Последние слова прозвучали почти вопросительно, мне показалось даже, что глаза у Рубцова увлажнились. Я молчал, едва ли не перепуганный. Видно, моя покорливость ему понравилась. Он погладил меня по плечу, улыбнулся какой-то удлиненной забавной улыбкой и сказал совсем ласково: «Ну, пошли с нами!». И мы пошли пить портвейн.
В тот же вечер я услышал стихи Рубцова, многие из которых он исполнял своим особенным речитативом под гитару. И пел, и просто читал он очень ясно и отчетливо, неуловимо подчеркивая музыку каждого слова, в такт помавая от груди и вверх маленькой крепкой рукой.
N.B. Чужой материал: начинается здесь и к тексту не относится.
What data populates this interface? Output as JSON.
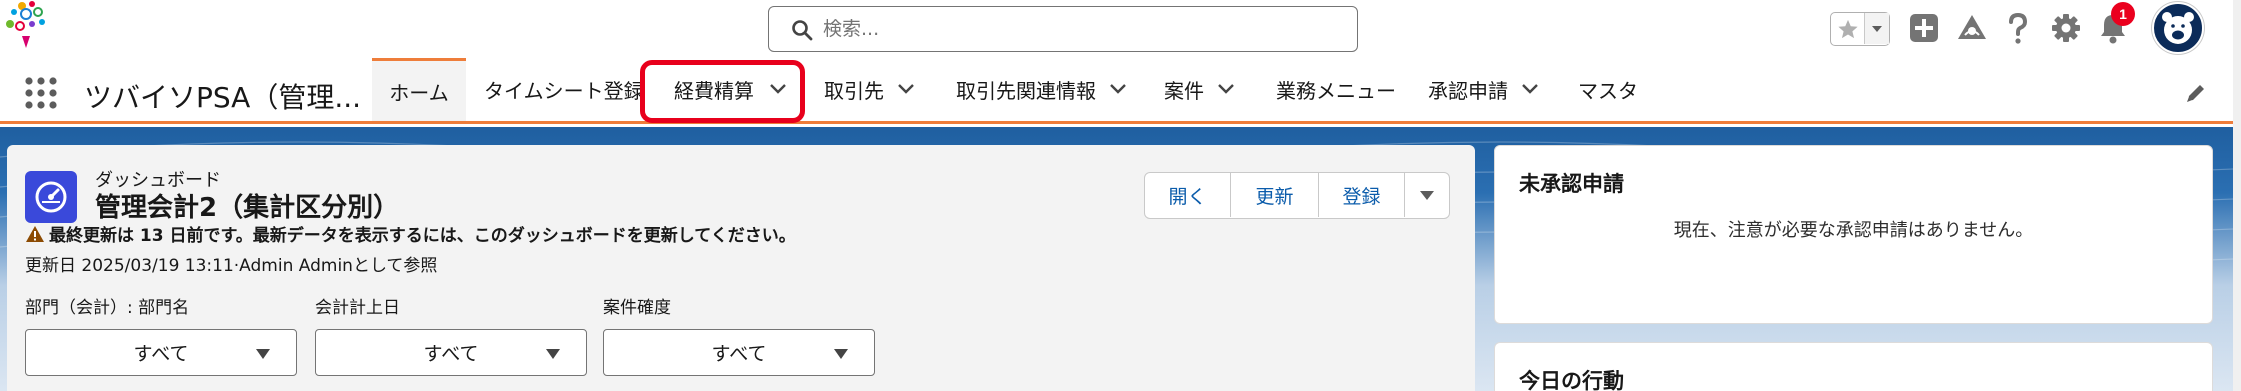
{
  "search": {
    "placeholder": "検索..."
  },
  "header": {
    "notification_count": "1"
  },
  "nav": {
    "app_name": "ツバイソPSA（管理...",
    "items": [
      {
        "label": "ホーム"
      },
      {
        "label": "タイムシート登録"
      },
      {
        "label": "経費精算"
      },
      {
        "label": "取引先"
      },
      {
        "label": "取引先関連情報"
      },
      {
        "label": "案件"
      },
      {
        "label": "業務メニュー"
      },
      {
        "label": "承認申請"
      },
      {
        "label": "マスタ"
      }
    ]
  },
  "dashboard": {
    "type_label": "ダッシュボード",
    "title": "管理会計2（集計区分別）",
    "warning": "最終更新は 13 日前です。最新データを表示するには、このダッシュボードを更新してください。",
    "updated": "更新日 2025/03/19 13:11·Admin Adminとして参照",
    "buttons": {
      "open": "開く",
      "refresh": "更新",
      "register": "登録"
    },
    "filters": [
      {
        "label": "部門（会計）: 部門名",
        "value": "すべて"
      },
      {
        "label": "会計計上日",
        "value": "すべて"
      },
      {
        "label": "案件確度",
        "value": "すべて"
      }
    ]
  },
  "approvals": {
    "title": "未承認申請",
    "empty_message": "現在、注意が必要な承認申請はありません。"
  },
  "today": {
    "title": "今日の行動"
  },
  "colors": {
    "accent": "#ee7d3a",
    "link": "#0b5cab",
    "highlight": "#e8001c",
    "dashboard_icon": "#3a49da"
  }
}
Как в водяную воронку, втягивал он душу слушателя все глубже и глубже в свою печаль, да так, что притихшая компания не сразу могла прийти в себя даже после разудалой «Жалобы пьяницы»:
Привожу целиком этот рубцовский не такой уж шуточный текст, бывший в те годы литинститутским гимном, потому что ни в одном из его теперь бесчисленных посмертных сборников я не встречал «Жалобы». За точность ручаюсь, только словечки «к едрене-матери» звучали в более приземленном варианте.
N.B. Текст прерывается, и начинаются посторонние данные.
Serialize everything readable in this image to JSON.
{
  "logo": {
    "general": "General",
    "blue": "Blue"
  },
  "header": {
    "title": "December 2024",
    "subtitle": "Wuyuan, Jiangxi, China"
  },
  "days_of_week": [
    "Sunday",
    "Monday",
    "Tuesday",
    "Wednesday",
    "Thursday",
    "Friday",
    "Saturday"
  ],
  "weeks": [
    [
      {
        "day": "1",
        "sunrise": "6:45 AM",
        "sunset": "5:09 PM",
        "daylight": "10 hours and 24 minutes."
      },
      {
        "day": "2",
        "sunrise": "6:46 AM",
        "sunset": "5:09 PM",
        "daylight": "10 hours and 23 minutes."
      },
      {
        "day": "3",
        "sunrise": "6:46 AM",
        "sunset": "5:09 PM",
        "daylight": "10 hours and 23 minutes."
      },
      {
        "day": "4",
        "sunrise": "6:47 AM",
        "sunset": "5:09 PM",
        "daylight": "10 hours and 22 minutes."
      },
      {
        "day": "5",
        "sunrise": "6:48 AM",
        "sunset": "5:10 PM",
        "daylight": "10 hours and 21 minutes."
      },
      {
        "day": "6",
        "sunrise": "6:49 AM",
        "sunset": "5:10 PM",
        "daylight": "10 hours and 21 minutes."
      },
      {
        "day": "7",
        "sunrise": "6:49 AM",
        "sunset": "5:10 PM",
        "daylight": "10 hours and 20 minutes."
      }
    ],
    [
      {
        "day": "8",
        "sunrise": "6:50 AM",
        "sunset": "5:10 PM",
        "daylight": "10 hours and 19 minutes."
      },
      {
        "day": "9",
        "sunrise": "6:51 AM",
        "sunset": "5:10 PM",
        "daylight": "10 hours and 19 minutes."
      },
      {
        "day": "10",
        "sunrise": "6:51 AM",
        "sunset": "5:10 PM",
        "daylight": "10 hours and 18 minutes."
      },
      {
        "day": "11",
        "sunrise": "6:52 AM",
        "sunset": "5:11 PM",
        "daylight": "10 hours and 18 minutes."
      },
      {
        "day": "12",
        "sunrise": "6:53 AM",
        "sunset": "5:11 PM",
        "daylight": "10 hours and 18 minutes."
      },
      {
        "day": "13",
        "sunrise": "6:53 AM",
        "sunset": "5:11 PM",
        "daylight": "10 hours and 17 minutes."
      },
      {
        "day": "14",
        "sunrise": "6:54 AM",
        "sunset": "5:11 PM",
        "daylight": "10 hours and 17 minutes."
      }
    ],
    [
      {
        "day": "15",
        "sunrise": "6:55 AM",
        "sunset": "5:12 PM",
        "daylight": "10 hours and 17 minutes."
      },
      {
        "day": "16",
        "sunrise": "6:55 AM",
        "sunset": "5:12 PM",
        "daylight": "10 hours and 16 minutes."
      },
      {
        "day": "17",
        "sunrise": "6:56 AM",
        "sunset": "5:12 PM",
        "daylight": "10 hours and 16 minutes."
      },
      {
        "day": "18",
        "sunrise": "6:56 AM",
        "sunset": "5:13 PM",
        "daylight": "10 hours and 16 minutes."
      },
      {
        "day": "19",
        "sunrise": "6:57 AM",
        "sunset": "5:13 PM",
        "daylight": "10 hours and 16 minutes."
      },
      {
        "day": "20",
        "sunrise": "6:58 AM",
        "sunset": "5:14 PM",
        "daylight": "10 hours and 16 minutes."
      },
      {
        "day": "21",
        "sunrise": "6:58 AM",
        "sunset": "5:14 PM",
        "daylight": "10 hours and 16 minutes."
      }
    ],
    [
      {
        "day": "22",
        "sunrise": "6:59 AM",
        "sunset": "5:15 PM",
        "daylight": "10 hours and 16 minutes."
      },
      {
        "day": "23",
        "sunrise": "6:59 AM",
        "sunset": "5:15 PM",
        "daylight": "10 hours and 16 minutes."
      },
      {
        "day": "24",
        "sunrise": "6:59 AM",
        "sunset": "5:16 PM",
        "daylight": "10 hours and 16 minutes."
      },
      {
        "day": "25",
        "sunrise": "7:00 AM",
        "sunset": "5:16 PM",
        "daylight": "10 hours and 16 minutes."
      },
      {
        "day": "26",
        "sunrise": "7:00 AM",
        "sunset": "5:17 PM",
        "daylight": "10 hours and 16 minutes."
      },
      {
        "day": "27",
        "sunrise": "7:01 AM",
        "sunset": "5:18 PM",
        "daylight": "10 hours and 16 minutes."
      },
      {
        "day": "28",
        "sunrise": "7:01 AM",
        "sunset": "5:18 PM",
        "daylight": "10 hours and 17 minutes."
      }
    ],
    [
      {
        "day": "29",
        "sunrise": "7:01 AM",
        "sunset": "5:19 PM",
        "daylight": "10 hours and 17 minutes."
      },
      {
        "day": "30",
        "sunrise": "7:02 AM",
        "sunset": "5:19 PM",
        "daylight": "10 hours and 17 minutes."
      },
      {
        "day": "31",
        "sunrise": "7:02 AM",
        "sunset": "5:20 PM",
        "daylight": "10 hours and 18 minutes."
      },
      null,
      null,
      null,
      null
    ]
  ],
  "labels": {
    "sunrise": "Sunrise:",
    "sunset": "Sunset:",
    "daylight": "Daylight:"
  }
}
Так я вошел в тот небольшой кружок друзей и поклонников Рубцова, который постоянно волочился за ним во все время его институтской жизни и которому он несколько капризно доверял. За ним стойко стояла слава первого поэта Литинститута, а первому по штату полагается свита, поэтому в одиночестве Рубцов в Москве практически не бывал никогда и стихов не писал. Родиной его стихов почти всегда были Вологда, райцентровские городки и старинные села около них. Мы в Москве, падкой испокон веков на всякую всесветную сволочь, спорили о новаторстве, верлибре, «евтушенковской» рифме, а тут из очередного побега на родину возвращался посвежевший, поопрятневший Николай и напевал нам по простоте душевной про эту тихую родину, про русский огонек, доброго Филю, какое-нибудь Ферапонтово «или про чью-то горькую чужбину, или о чем-то русском вообще». И все становилось на свои места. «Антимиры» и «Братская ГЭС» так и шли дружно по разряду эксперимента и новаторства, а «Добрый Филя» нечаянно становился классикой русской поэзии.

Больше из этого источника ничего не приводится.